Data extraction methods for systematic review (semi)automation: A living systematic review [version 1; peer review: 2 approved]

  • Lena Schmidt,
  • Babatunde K. Olorisade,
  • Luke A. McGuinness,
  • James Thomas,
  • Julian P. T. Higgins

DOI
https://doi.org/10.12688/f1000research.51117.1
Journal volume & issue
Vol. 10

Abstract

Read online

Background: The reliable and usable (semi)automation of data extraction can support the field of systematic review by reducing the workload required to gather information about the conduct and results of the included studies. This living systematic review examines published approaches for data extraction from reports of clinical studies. Methods: We systematically and continually search MEDLINE, Institute of Electrical and Electronics Engineers (IEEE), arXiv, and the dblp computer science bibliography databases. Full text screening and data extraction are conducted within an open-source living systematic review application created for the purpose of this review.
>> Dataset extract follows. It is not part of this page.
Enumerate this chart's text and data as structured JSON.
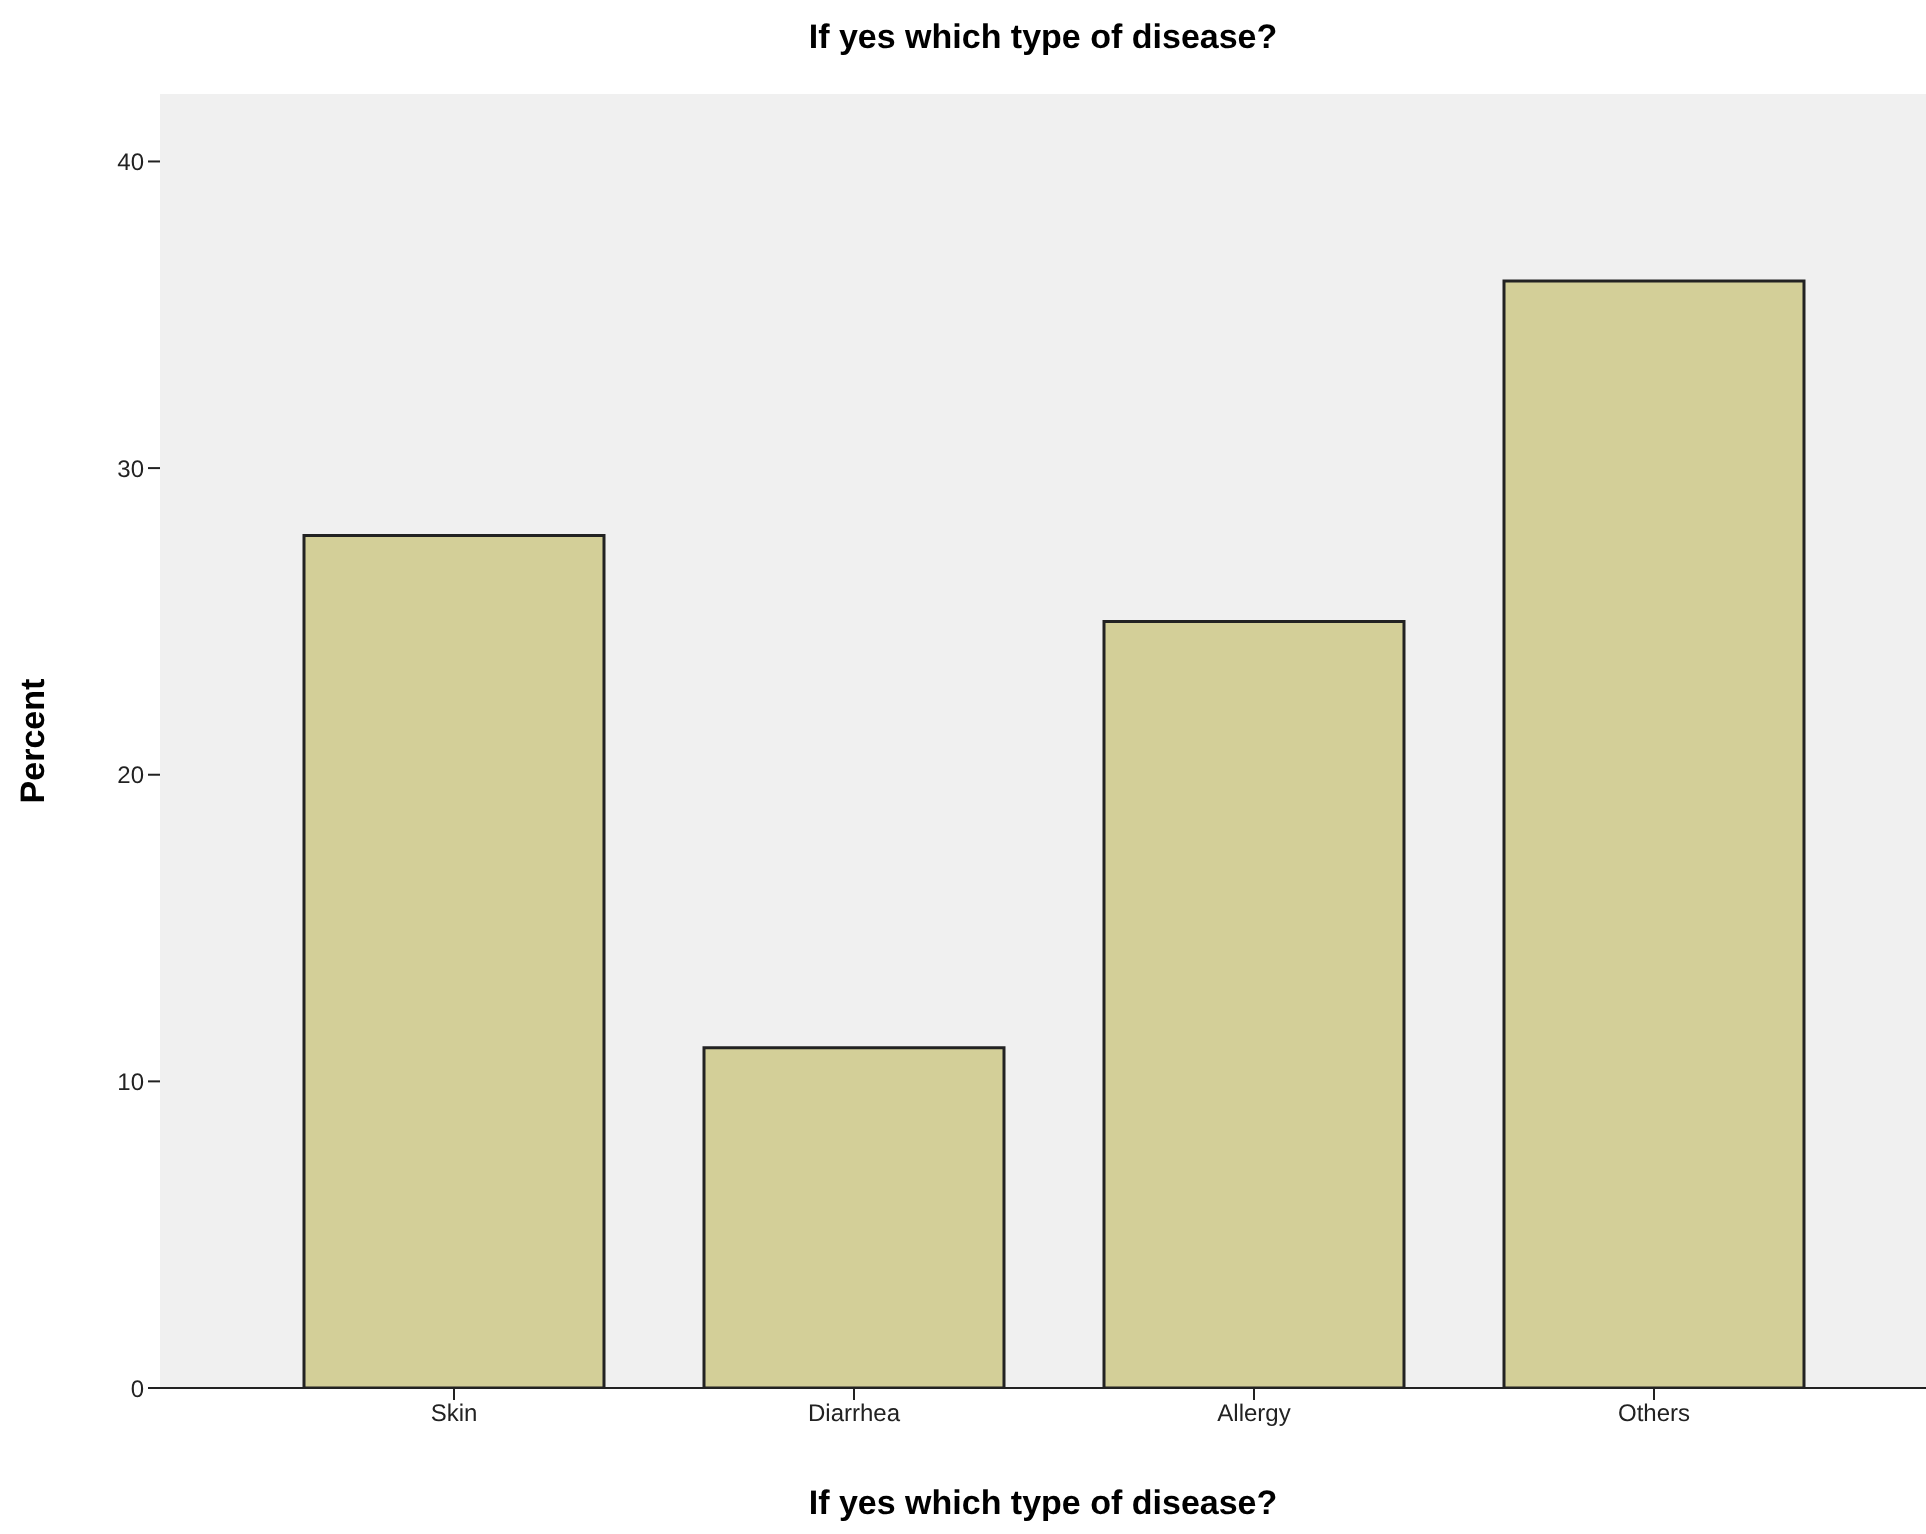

This iteration of the living review includes publications up to a cut-off date of 22 April 2020. Results: In total, 53 publications are included in this version of our review. Of these, 41 (77%) of the publications addressed extraction of data from abstracts, while 14 (26%) used full texts. A total of 48 (90%) publications developed and evaluated classifiers that used randomised controlled trials as the main target texts. Over 30 entities were extracted, with PICOs (population, intervention, comparator, outcome) being the most frequently extracted. A description of their datasets was provided by 49 publications (94%), but only seven (13%) made the data publicly available. Code was made available by 10 (19%) publications, and five (9%) implemented publicly available tools. Conclusions: This living systematic review presents an overview of (semi)automated data-extraction literature of interest to different types of systematic review. We identified a broad evidence base of publications describing data extraction for interventional reviews and a small number of publications extracting epidemiological or diagnostic accuracy data. The lack of publicly available gold-standard data for evaluation, and lack of application thereof, makes it difficult to draw conclusions on which is the best-performing system for each data extraction target. With this living review we aim to review the literature continually.